Marc Edwards, professor of civil engineering at Virginia Tech, has studied fluoride in water samples throughout the United States. Edwards believes that fluoridated dental products can protect children’s teeth without the need for community fluoridation.
“Putting the fluoride in toothpaste has benefits to your teeth, but doesn’t have the same problem with ingestion, because you essentially bathe the teeth to get the benefits. You don’t swallow the toothpaste or the fluoride in the mouthwash,” Edwards said.
Edwards believes fluoridated water is an inefficient way to protect teeth.
“Dosing fluoride to drinking water is just incredibly inefficient and polluting, because we only eat or drink 1% of the water,” Edwards said. “So at a minimum, 99% of the fluoride they put in the water doesn’t provide any benefit at all because we don’t consume it, or it doesn’t contact our teeth in any way, shape, or form, yet it goes into the environment.”
According to Edwards, fluoride has a negative impact on bone density at high levels, but adds to the structural strength of teeth at lower levels.
“It’s kind of an interesting case where the dose makes the poison.”
What a Sun Sentinel analysis shows
In 2023, about 113,000 emergency department visits in Florida for patients ages 0 to 64 were due to dental conditions that were potentially avoidable, such as cavities or gingivitis.
The South Florida Sun Sentinel compiled hospital ED visits from dental conditions over a decade through 2023 and found Florida counties with the lowest rates of visits are those in which 90% or more of their residents received fluoridated water. Most counties with the highest rates of ED visits for dental conditions over the decade are those that had less than 10% of their population receiving fluoridated water.
According to the Florida Department of Health, about 70% of Floridians have fluoridated drinking water. Florida residents can learn whether their city or county adds fluoride by visiting the Florida Department of Health’s Public Water Systems Actively Fluoridating webpage.
Can Florida cities and counties afford to take a chance?
While advocates on both sides flood inboxes of city commissioners across the state with information on the issue, one fact cannot be disputed: Florida already has a poor track record for dental health.

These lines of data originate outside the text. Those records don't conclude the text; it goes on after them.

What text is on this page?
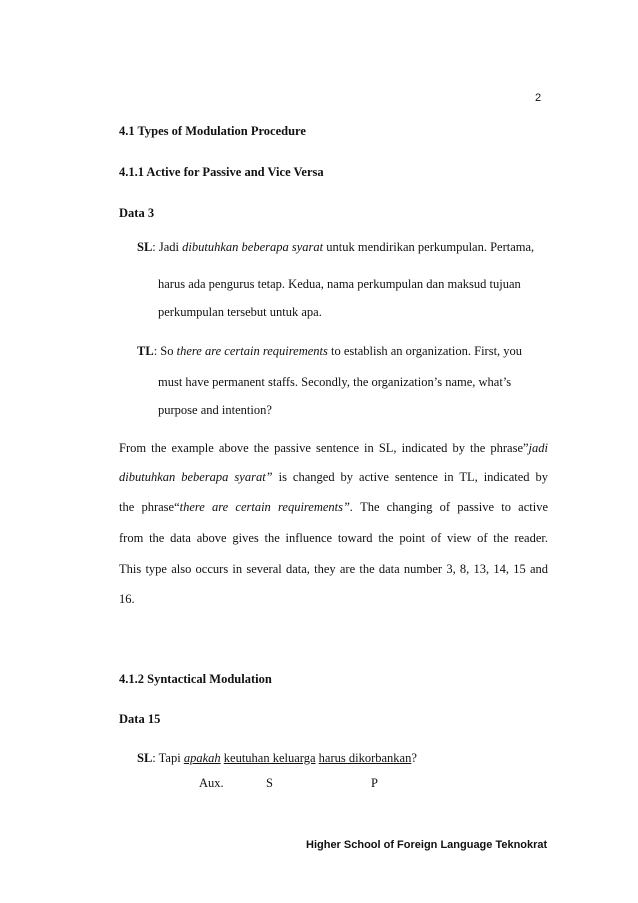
2
4.1 Types of Modulation Procedure
4.1.1 Active for Passive and Vice Versa
Data 3
SL: Jadi dibutuhkan beberapa syarat untuk mendirikan perkumpulan. Pertama,
harus ada pengurus tetap. Kedua, nama perkumpulan dan maksud tujuan
perkumpulan tersebut untuk apa.
TL: So there are certain requirements to establish an organization. First, you
must have permanent staffs. Secondly, the organization’s name, what’s
purpose and intention?
From the example above the passive sentence in SL, indicated by the phrase”jadi
dibutuhkan beberapa syarat” is changed by active sentence in TL, indicated by
the phrase“there are certain requirements”. The changing of passive to active
from the data above gives the influence toward the point of view of the reader.
This type also occurs in several data, they are the data number 3, 8, 13, 14, 15 and
16.
4.1.2 Syntactical Modulation
Data 15
SL: Tapi apakah keutuhan keluarga harus dikorbankan?
Aux.	S	P
Higher School of Foreign Language Teknokrat
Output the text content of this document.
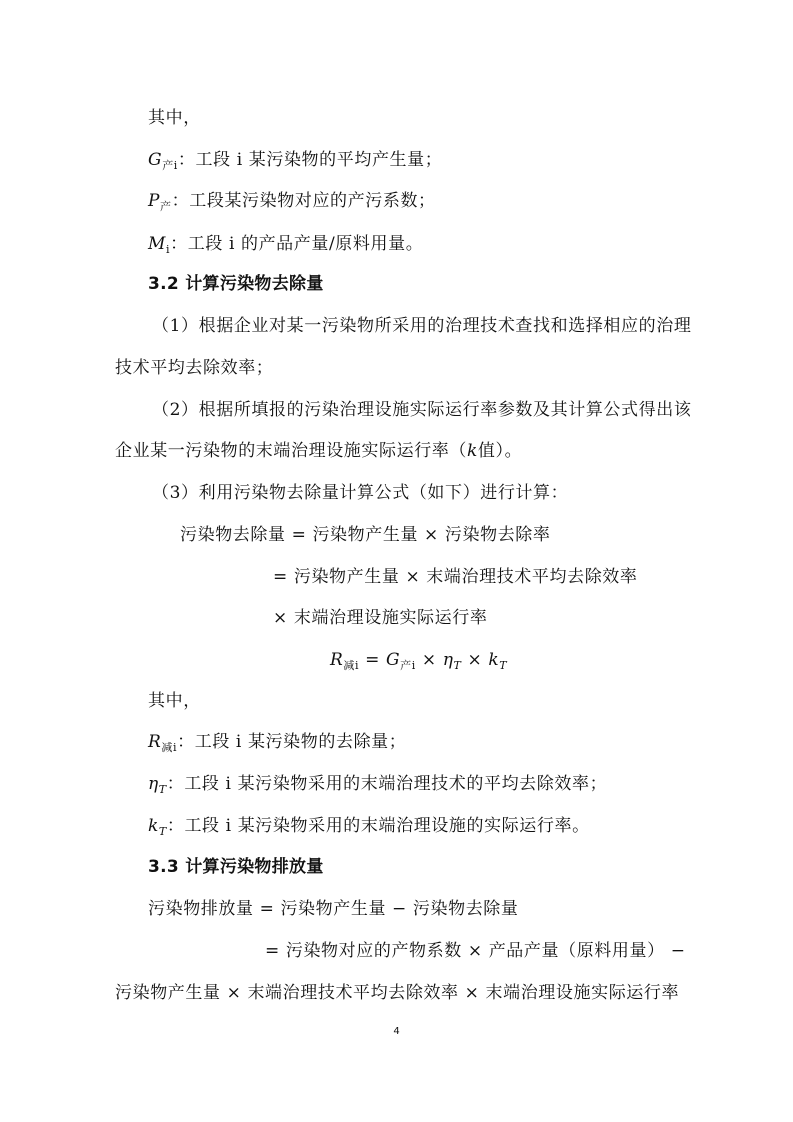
其中，
$G_{产i}$：工段 i 某污染物的平均产生量；
$P_产$：工段某污染物对应的产污系数；
$M_i$：工段 i 的产品产量/原料用量。
3.2 计算污染物去除量
（1）根据企业对某一污染物所采用的治理技术查找和选择相应的治理
技术平均去除效率；
（2）根据所填报的污染治理设施实际运行率参数及其计算公式得出该
企业某一污染物的末端治理设施实际运行率（k值）。
（3）利用污染物去除量计算公式（如下）进行计算：
污染物去除量 = 污染物产生量 × 污染物去除率
= 污染物产生量 × 末端治理技术平均去除效率
× 末端治理设施实际运行率
$R_{减i} = G_{产i} \times \eta_T \times k_T$
其中，
$R_{减i}$：工段 i 某污染物的去除量；
$\eta_T$：工段 i 某污染物采用的末端治理技术的平均去除效率；
$k_T$：工段 i 某污染物采用的末端治理设施的实际运行率。
3.3 计算污染物排放量
污染物排放量 = 污染物产生量 − 污染物去除量
= 污染物对应的产物系数 × 产品产量（原料用量） −
污染物产生量 × 末端治理技术平均去除效率 × 末端治理设施实际运行率
4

The state ranks last in the nation for the percentage of children who have seen a dentist in the past year, according to a National Survey of Children’s Health.
In addition, about one in five children in the state are living with untreated cavities.
At least 7 million people in Florida face barriers to accessing preventive dental care, either due to a lack of dentists who accept Medicaid or because they live in areas designated as dental-care deserts.
“Florida has one of the most difficult dental access problems in the country,” said Dr. Frank Catalanotto. “Without regular dental care, a population is more susceptible to dental disease.”
Catalanotto said Floridians in municipalities that eliminate fluoride will see the effect within a few years: “We are going to have more children with cavities and probably more adults with cavities too.”
Going forward in Florida
Public health experts want to see more U.S. research on fluoride’s effect — at the levels used most commonly in public water supplies.
“There’s a lack of long-term, high-quality research,” Johnson said. “Everyone is calling for a robust study on fluoride levels naturally existing and when added at low and high levels.”